Dès l'âge de six ans, j'ai fréquenté l'école primaire de garçons du village, il n'existait pas encore d'école maternelle. Il y avait deux écoles, l'école des garçons et celle des filles, et deux classes par école. Dans le langage familier, on ne parlait jamais de classe mais de petite et de grande école de garçons ou de filles. L'enseignement était donné par des maîtres, à l'école de garçons, les soeurs enseignantes de la congrégation de la Divine Providence de Ribeauvillé enseignaient à l'école des filles. La mixité dans les classes était inconnue et je pense même pas tolérée. Elle fut introduite longtemps après la dernière guerre. On quittait l'école à l'âge de 14 ans pour les garçons, et 13 ans pour les filles. En 1938, cette mesure inégale fut abolie. L'instruction, commençait à 8 heures du matin jusqu'à 11 heures et de 13 heures à 16 heures, du lundi au samedi soir. La journée libre hebdomadaire étant le jeudi. Comme encore à l'heure actuelle, l'Alsace est sous concordat, contracté en 1801 par Louis Napoléon Bonaparte, Premier Consul, et le Saint Siège. L'enseignement religieux était non seulement donné à l'école par les curés, mais également par les enseignants.

De nos jours, l'enseignement religieux est toujours enseigné dans nos écoles primaires, mais les cours ne sont plus obligatoires pour les élèves et les enseignants dispensés des cours. Les deux juifs WEIL étaient les seuls à être dispensés des cours de religion chrétienne, mais participaient à l'enseignement des préceptes talmudiques à Barr ou à Obernai. L'instruction religieuse était curieusement donné en langue allemande, tandis que toutes les autres matières furent enseignées en français. J'ignore totalement la raison de cette particularité, qui n'était nullement choquante pour nous, au contraire cela nous permettait de passer d'une langue à l'autre sans difficulté. Pendant les récréations, il était interdit de parler le dialecte, mais cette interdiction était seulement respectée dans la mesure où le maître se trouvait à proximité.

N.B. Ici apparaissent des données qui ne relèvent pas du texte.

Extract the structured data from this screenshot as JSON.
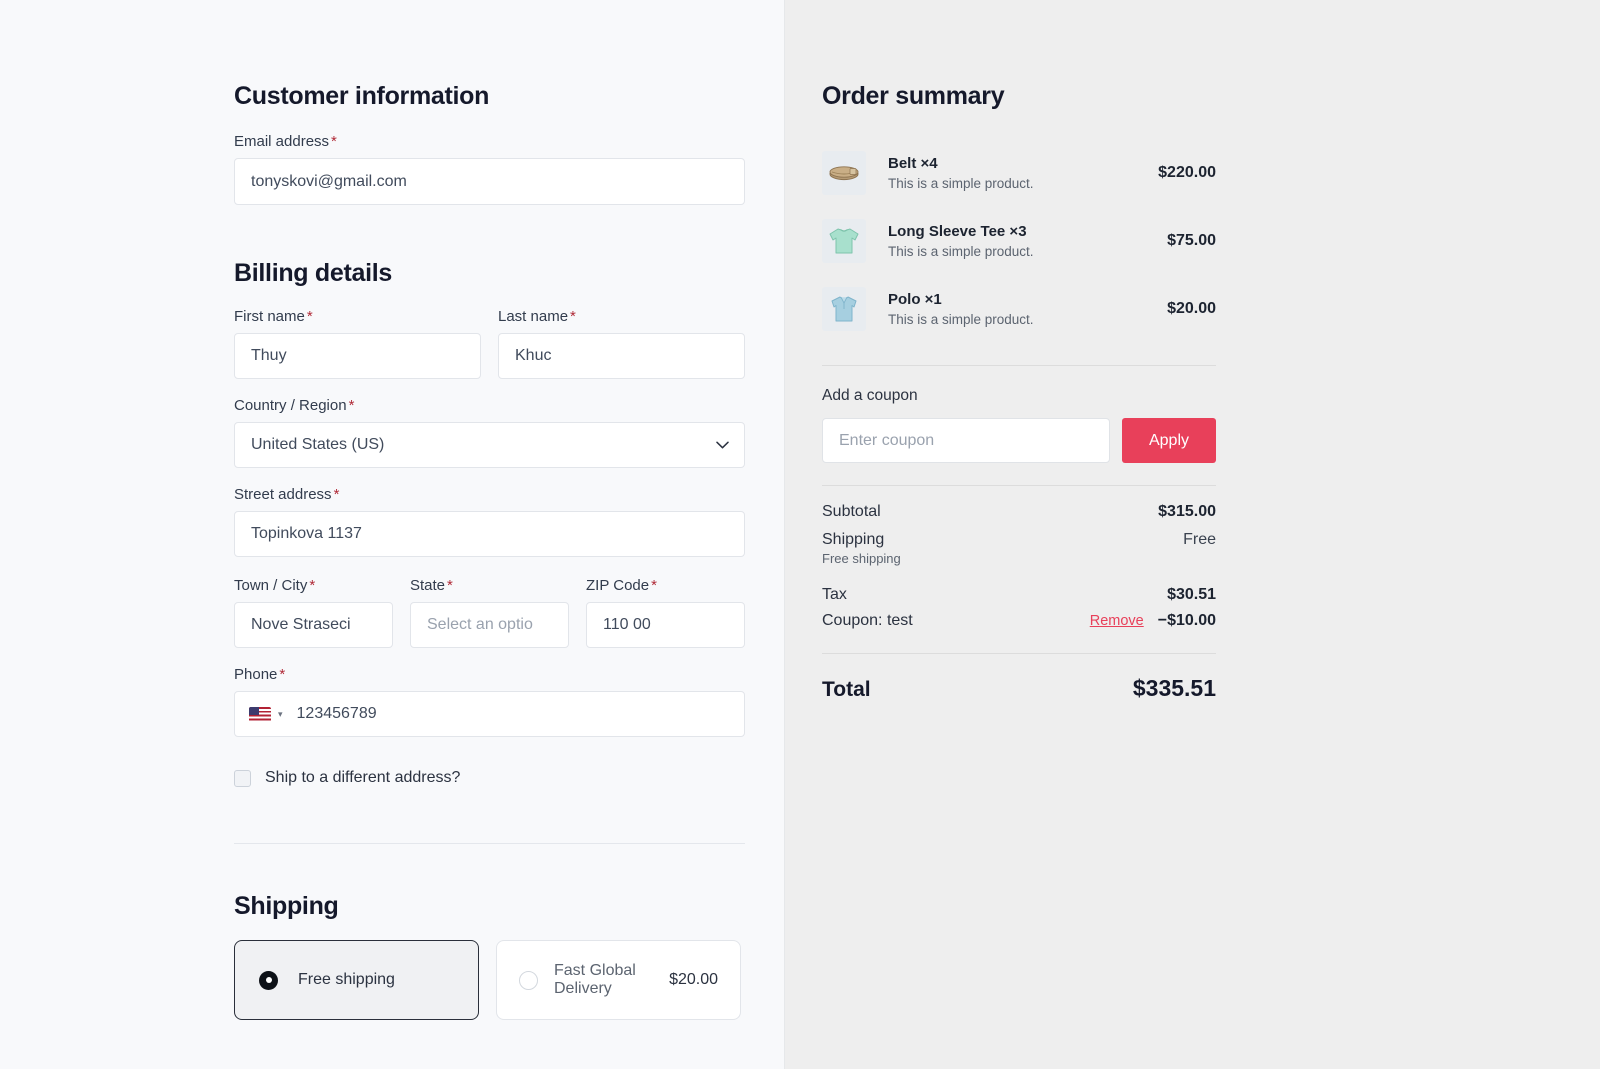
{
  "customer": {
    "title": "Customer information",
    "email_label": "Email address",
    "email_value": "tonyskovi@gmail.com",
    "required_mark": "*"
  },
  "billing": {
    "title": "Billing details",
    "first_name_label": "First name",
    "first_name_value": "Thuy",
    "last_name_label": "Last name",
    "last_name_value": "Khuc",
    "country_label": "Country / Region",
    "country_value": "United States (US)",
    "street_label": "Street address",
    "street_value": "Topinkova 1137",
    "city_label": "Town / City",
    "city_value": "Nove Straseci",
    "state_label": "State",
    "state_value": "Select an optio",
    "zip_label": "ZIP Code",
    "zip_value": "110 00",
    "phone_label": "Phone",
    "phone_value": "123456789",
    "phone_country_flag": "us-flag-icon",
    "ship_different_label": "Ship to a different address?"
  },
  "shipping": {
    "title": "Shipping",
    "options": [
      {
        "label": "Free shipping",
        "price": "",
        "selected": true
      },
      {
        "label": "Fast Global Delivery",
        "price": "$20.00",
        "selected": false
      }
    ]
  },
  "order_summary": {
    "title": "Order summary",
    "items": [
      {
        "name": "Belt ×4",
        "desc": "This is a simple product.",
        "price": "$220.00",
        "thumb": "belt-thumbnail"
      },
      {
        "name": "Long Sleeve Tee ×3",
        "desc": "This is a simple product.",
        "price": "$75.00",
        "thumb": "long-sleeve-tee-thumbnail"
      },
      {
        "name": "Polo ×1",
        "desc": "This is a simple product.",
        "price": "$20.00",
        "thumb": "polo-thumbnail"
      }
    ],
    "coupon_label": "Add a coupon",
    "coupon_placeholder": "Enter coupon",
    "coupon_value": "",
    "apply_label": "Apply",
    "subtotal_label": "Subtotal",
    "subtotal_value": "$315.00",
    "shipping_label": "Shipping",
    "shipping_value": "Free",
    "shipping_note": "Free shipping",
    "tax_label": "Tax",
    "tax_value": "$30.51",
    "coupon_applied_label": "Coupon: test",
    "coupon_remove_label": "Remove",
    "coupon_discount_value": "−$10.00",
    "total_label": "Total",
    "total_value": "$335.51"
  },
  "colors": {
    "accent": "#e8405a",
    "left_bg": "#f8f9fb",
    "right_bg": "#eeeeee",
    "required": "#b02a37",
    "heading": "#15192b"
  }
}
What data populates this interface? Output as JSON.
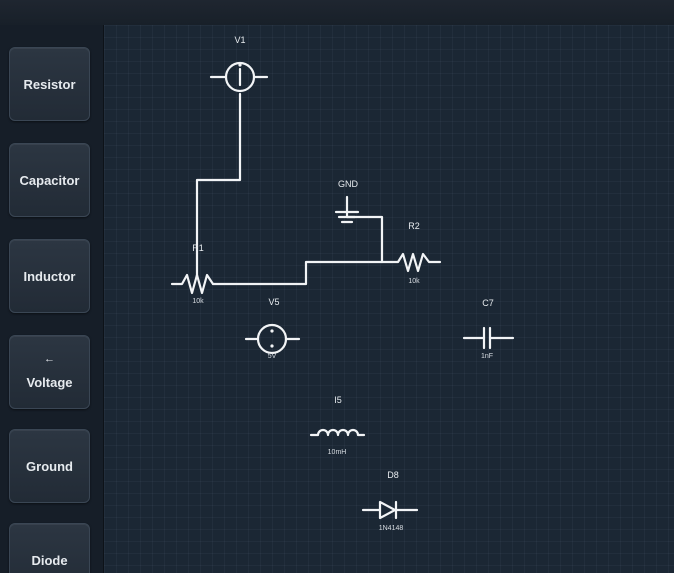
{
  "palette": {
    "items": [
      {
        "label": "Resistor",
        "glyph": ""
      },
      {
        "label": "Capacitor",
        "glyph": ""
      },
      {
        "label": "Inductor",
        "glyph": ""
      },
      {
        "label": "Voltage",
        "glyph": "←"
      },
      {
        "label": "Ground",
        "glyph": ""
      },
      {
        "label": "Diode",
        "glyph": ""
      }
    ]
  },
  "components": {
    "v1": {
      "label": "V1",
      "value": ""
    },
    "gnd": {
      "label": "GND",
      "value": ""
    },
    "r1": {
      "label": "R1",
      "value": "10k"
    },
    "r2": {
      "label": "R2",
      "value": "10k"
    },
    "v5": {
      "label": "V5",
      "value": "5V"
    },
    "c7": {
      "label": "C7",
      "value": "1nF"
    },
    "i5": {
      "label": "I5",
      "value": "10mH"
    },
    "d8": {
      "label": "D8",
      "value": "1N4148"
    }
  },
  "colors": {
    "background": "#141b24",
    "canvas": "#1b2734",
    "wire": "#f2f4f6",
    "button": "#2c3642"
  }
}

A propos de la mixité à l'école, il est intéressant de s'y attarder un instant. A l'occasion des messes dominicales où toutes autres célébrations à l'église, la séparation des sexes était strictement respectée. En regardant de la nef vers l'autel, les hommes se trouvaient toujours à droite, les femmes et les filles à gauche. Les curés d'alors n'admettaient pas de chorale mixte à l'église. La tradition villageoise voulait également que pendant la période hivernale, les différentes associations donnent une représentation théâtrale. Jamais une femme ou une fille ne pouvait se produire en scène avec un partenaire du sexe opposé. Lorsque, après la dernière guerre, le football club a dérogé à cette règle, le curé fut scandalisé. Les rôles des femmes étaient joués par des hommes déguisés en femmes, ce qui provoquait parfois l'hilarité générale. Certains prêtres affichaient un comportement masochiste, parfois même vexatoire. Tel autre curé considérait les filles comme des « Dawi Gans », bêtes comme des oies. En ce qui me concerne, j'ai souvenance des premiers jours à l'école primaire. La première année d'écolage, la sortie des classes se faisait à 15 heures, une heure avant les autres. C'était la période d'initiation à l'école, puisque les classes maternelles n'existaient pas encore. Pour une raison dont je ne me rappelle plus, j'ai eu une punition, qui consistait à être retenu jusqu'à 16 heures. J'ai pleuré et me suis sauvé de l'école à l'occasion de la récréation pour rentrer chez moi. Manque de pot, un des deux maîtres a constaté la manoeuvre, m'a couru après et m'a rattrapé 50 mètres plus loin sur le trottoir. J'étais très malheureux ce jour là.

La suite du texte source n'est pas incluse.